Вернуться к М.Г. Бояджиева. Возвращение Маргариты

Глава 9

Жарко топилась печь, Лапа спал на постеленном ему половичке, за столом, покрытом желтой в крупных розанах клеенкой, душевно беседовали два согревшихся щами и черничной наливкой мужичка русофобской и русофильской внешности.

Пять лет назад, незадолго до исчезновения Горчакова, они так же сидели за покрытым клеенкой столом в соседней избе, обмывая приобретение Ласкера. По совету своей супруги Гали, особы крайне хозяйственной, тот приобрел за гроши одну их брошенных изб в Валдайской деревне. Притащил сюда и Максима, дабы прельстить рыбалкой и совместным семейным летним отдыхом. Галя сватала Максиму свою приятельницу. Но ни приятельница, ни рыбалка не увлекли закоренелого холостяка и урбаниста Горчакова. А вскоре он и вовсе покинул ВЧ, скрылся в Москве и расторг дружескую связь с Лионом.
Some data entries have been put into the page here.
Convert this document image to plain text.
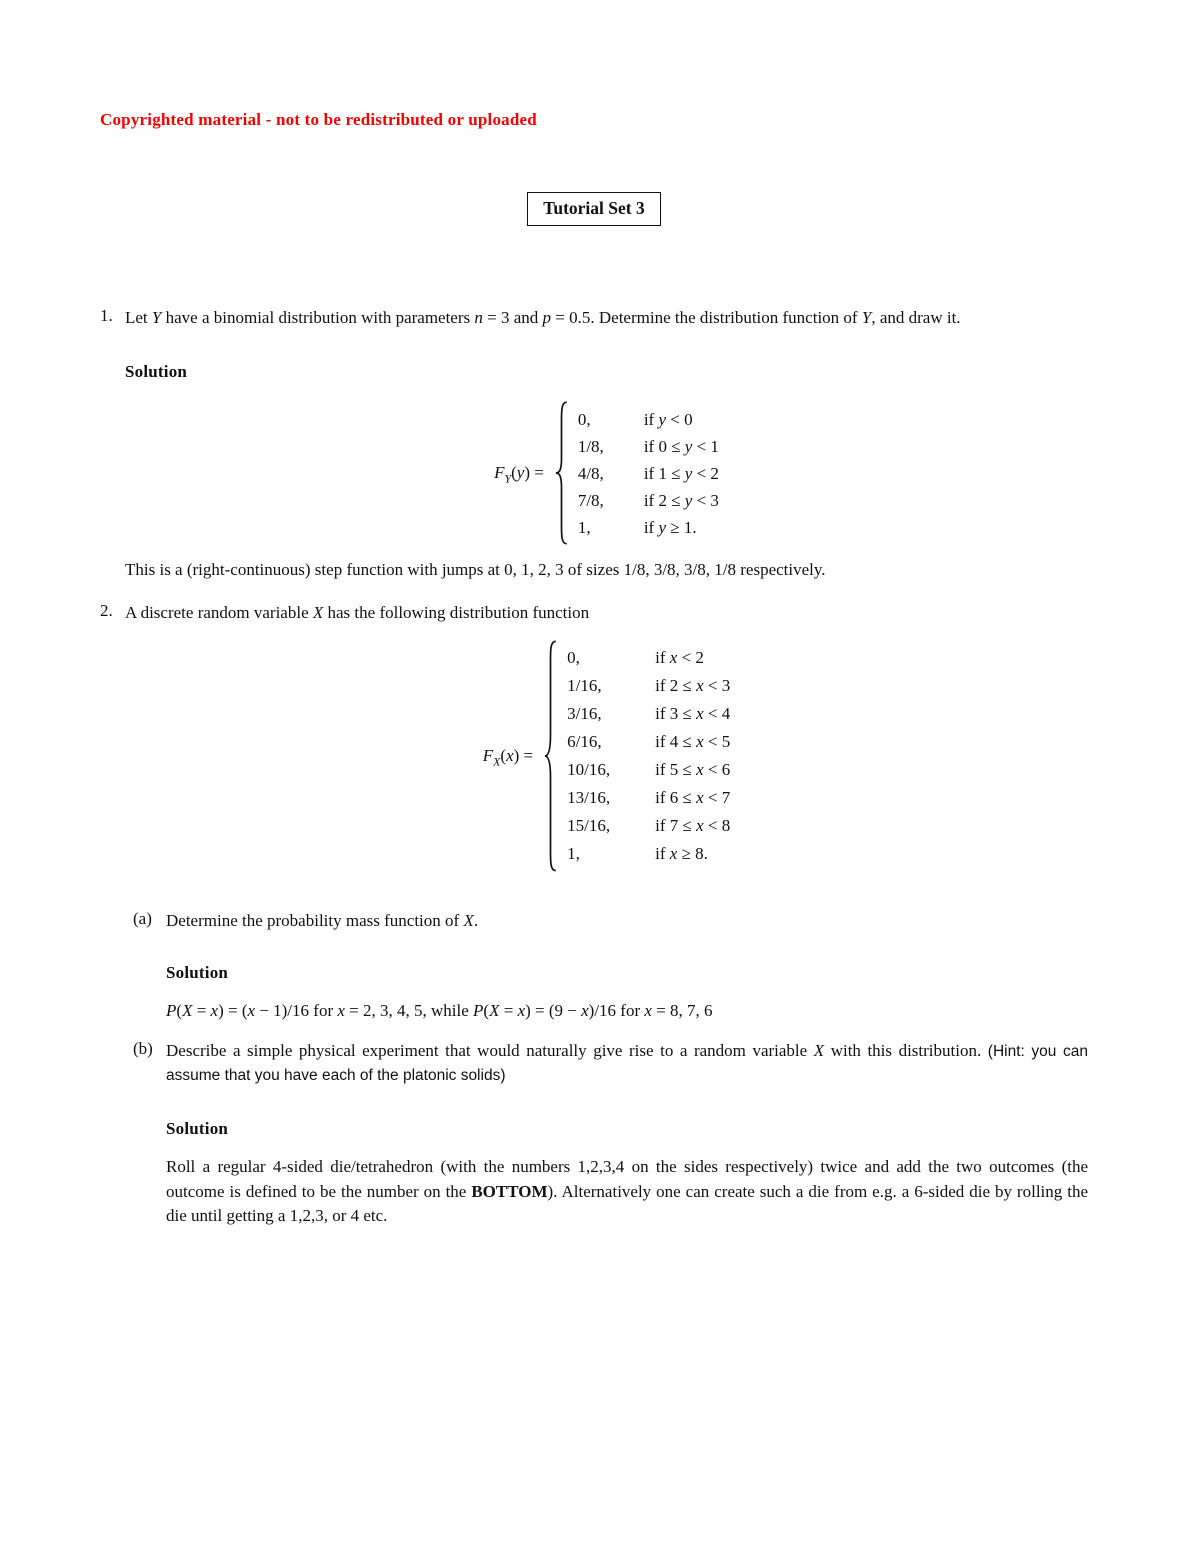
Copyrighted material - not to be redistributed or uploaded

Tutorial Set 3
1. Let Y have a binomial distribution with parameters n = 3 and p = 0.5. Determine the distribution function of Y, and draw it.

Solution

$F_Y(y)$ =
0,	if y < 0
1/8,	if 0 ≤ y < 1
4/8,	if 1 ≤ y < 2
7/8,	if 2 ≤ y < 3
1,	if y ≥ 1.

This is a (right-continuous) step function with jumps at 0, 1, 2, 3 of sizes 1/8, 3/8, 3/8, 1/8 respectively.

2. A discrete random variable X has the following distribution function

$F_X(x)$ =
0,	if x < 2
1/16,	if 2 ≤ x < 3
3/16,	if 3 ≤ x < 4
6/16,	if 4 ≤ x < 5
10/16,	if 5 ≤ x < 6
13/16,	if 6 ≤ x < 7
15/16,	if 7 ≤ x < 8
1,	if x ≥ 8.
(a) Determine the probability mass function of X.

Solution

P(X = x) = (x − 1)/16 for x = 2, 3, 4, 5, while P(X = x) = (9 − x)/16 for x = 8, 7, 6

(b) Describe a simple physical experiment that would naturally give rise to a random variable X with this distribution. (Hint: you can assume that you have each of the platonic solids)

Solution

Roll a regular 4-sided die/tetrahedron (with the numbers 1,2,3,4 on the sides respectively) twice and add the two outcomes (the outcome is defined to be the number on the BOTTOM). Alternatively one can create such a die from e.g. a 6-sided die by rolling the die until getting a 1,2,3, or 4 etc.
— Купил все же халупу. Обустроился. До сих пор в себя не приду. — Гость привычно шмыгнул носом и посмотрел на свет черничную наливку. — Ну что ж — со свиданьичком. — Чокнулись гранеными стаканами с соответствующим, забытым уже, звуковым эффектом.

— А ведь я ждал тебя, Ласик.

— Ты меня Ласиком не называй, отвык.

— Договорились — Лион Израилевич.

— Какой к шутам Израилевич. Перед тобой — Хуйли-он. Бабка, у которой огород копал, насмотрелась мексиканских сериалов и никаких имен, кроме Хулио, не воспринимала. Так и звала. А уж потом мои дружки имя усовершенствовали — Хуй-ли-он? На китайский манер. Но с вопросительным знаком. Смешно.

Максим собрал тарелки из-под щей, аккуратно прикрыл полотенцем недоеденный хлеб, смел ладонью крошки со стола, да не на пол — в бумажку. Ее скомкал и сунул в печь.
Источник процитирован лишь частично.